Theoretical implications are pronounced: agentic reasoning externalizes evidence decomposition, weighting, and protocol synthesis, moving beyond the limitations of both simple retrieval and brute-force context packing that saturate at a performance ceiling. The documented attention deficit in long-context models constrains brute-force approaches and highlights the necessity of hybrid agentic reasoning architectures in real-world clinical settings.
Speculation on Future Directions
Advances in LLM contextual attention and retrieval robustness are expected to narrow gaps in citation sufficiency and evidence integration. System-level improvements should focus on further optimizing skill selection, retrieval precision, and deterministic scoring integration. Larger-scale prospective trials—interactive with treating clinicians—are necessary to validate direct impacts on clinical workflow and patient outcomes, moving beyond retrospective concordance assessment.
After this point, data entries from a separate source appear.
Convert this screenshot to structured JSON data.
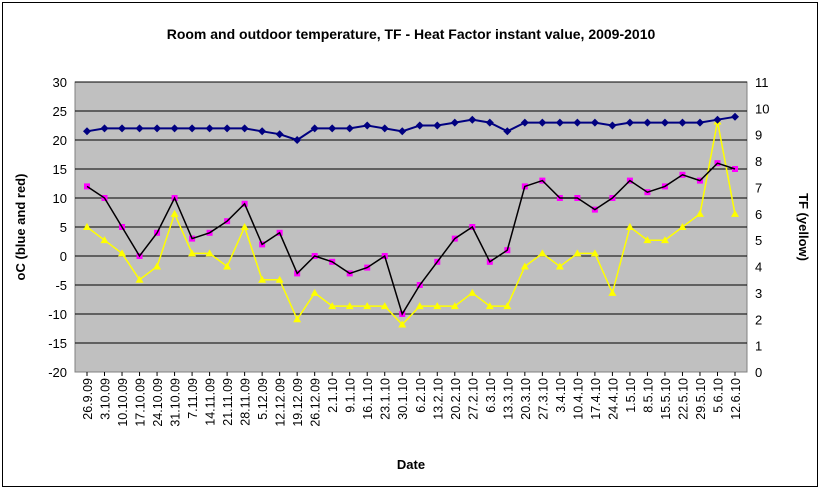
{
  "chart_data": {
    "type": "line",
    "title": "Room and outdoor temperature, TF - Heat Factor instant value, 2009-2010",
    "xlabel": "Date",
    "ylabel": "oC (blue and red)",
    "y2label": "TF (yellow)",
    "ylim": [
      -20,
      30
    ],
    "y2lim": [
      0,
      11
    ],
    "yticks": [
      -20,
      -15,
      -10,
      -5,
      0,
      5,
      10,
      15,
      20,
      25,
      30
    ],
    "y2ticks": [
      0,
      1,
      2,
      3,
      4,
      5,
      6,
      7,
      8,
      9,
      10,
      11
    ],
    "categories": [
      "26.9.09",
      "3.10.09",
      "10.10.09",
      "17.10.09",
      "24.10.09",
      "31.10.09",
      "7.11.09",
      "14.11.09",
      "21.11.09",
      "28.11.09",
      "5.12.09",
      "12.12.09",
      "19.12.09",
      "26.12.09",
      "2.1.10",
      "9.1.10",
      "16.1.10",
      "23.1.10",
      "30.1.10",
      "6.2.10",
      "13.2.10",
      "20.2.10",
      "27.2.10",
      "6.3.10",
      "13.3.10",
      "20.3.10",
      "27.3.10",
      "3.4.10",
      "10.4.10",
      "17.4.10",
      "24.4.10",
      "1.5.10",
      "8.5.10",
      "15.5.10",
      "22.5.10",
      "29.5.10",
      "5.6.10",
      "12.6.10"
    ],
    "grid": true,
    "colors": {
      "room": "#000080",
      "outdoor": "#ff00ff",
      "outdoor_line": "#000000",
      "heat_factor": "#ffff00",
      "plot_bg": "#c0c0c0"
    },
    "series": [
      {
        "name": "Room",
        "axis": "left",
        "values": [
          21.5,
          22.0,
          22.0,
          22.0,
          22.0,
          22.0,
          22.0,
          22.0,
          22.0,
          22.0,
          21.5,
          21.0,
          20.0,
          22.0,
          22.0,
          22.0,
          22.5,
          22.0,
          21.5,
          22.5,
          22.5,
          23.0,
          23.5,
          23.0,
          21.5,
          23.0,
          23.0,
          23.0,
          23.0,
          23.0,
          22.5,
          23.0,
          23.0,
          23.0,
          23.0,
          23.0,
          23.5,
          24.0
        ]
      },
      {
        "name": "Outdoor",
        "axis": "left",
        "values": [
          12,
          10,
          5,
          0,
          4,
          10,
          3,
          4,
          6,
          9,
          2,
          4,
          -3,
          0,
          -1,
          -3,
          -2,
          0,
          -10,
          -5,
          -1,
          3,
          5,
          -1,
          1,
          12,
          13,
          10,
          10,
          8,
          10,
          13,
          11,
          12,
          14,
          13,
          16,
          15
        ]
      },
      {
        "name": "Heat Factor",
        "axis": "right",
        "values": [
          5.5,
          5.0,
          4.5,
          3.5,
          4.0,
          6.0,
          4.5,
          4.5,
          4.0,
          5.5,
          3.5,
          3.5,
          2.0,
          3.0,
          2.5,
          2.5,
          2.5,
          2.5,
          1.8,
          2.5,
          2.5,
          2.5,
          3.0,
          2.5,
          2.5,
          4.0,
          4.5,
          4.0,
          4.5,
          4.5,
          3.0,
          5.5,
          5.0,
          5.0,
          5.5,
          6.0,
          9.5,
          6.0
        ]
      }
    ]
  }
}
Integration with multi-modal sources and dynamic EHR interfaces may further augment reliability and domain coverage. Benchmarking against proprietary frontier models remains challenging under strict institutional privacy constraints, yet comparative studies across backbone architectures indicate that agentic advantage varies with baseline LLM reasoning capacity.
Conclusion
Agentic clinical reasoning systems, with explicit evidence-linked longitudinal synthesis, outperform retrieval-augmented and full-context methods in concordance with expert annotations—especially as task complexity and record length escalate. System-level error rates match human annotation variability, but the clinical impact of residual errors mandates prospective validation. Structured agentic architectures externalize core medical reasoning operations, enabling verifiable and traceable outputs in complex, heterogeneous medical documentation environments.
Future developments should target improvements in retrieval and evidence integration, contextual attention, skill library optimization, and prospective clinical efficacy trials, with the expectation that agentic reasoning will become indispensable for high-stakes multi-source medical decision support.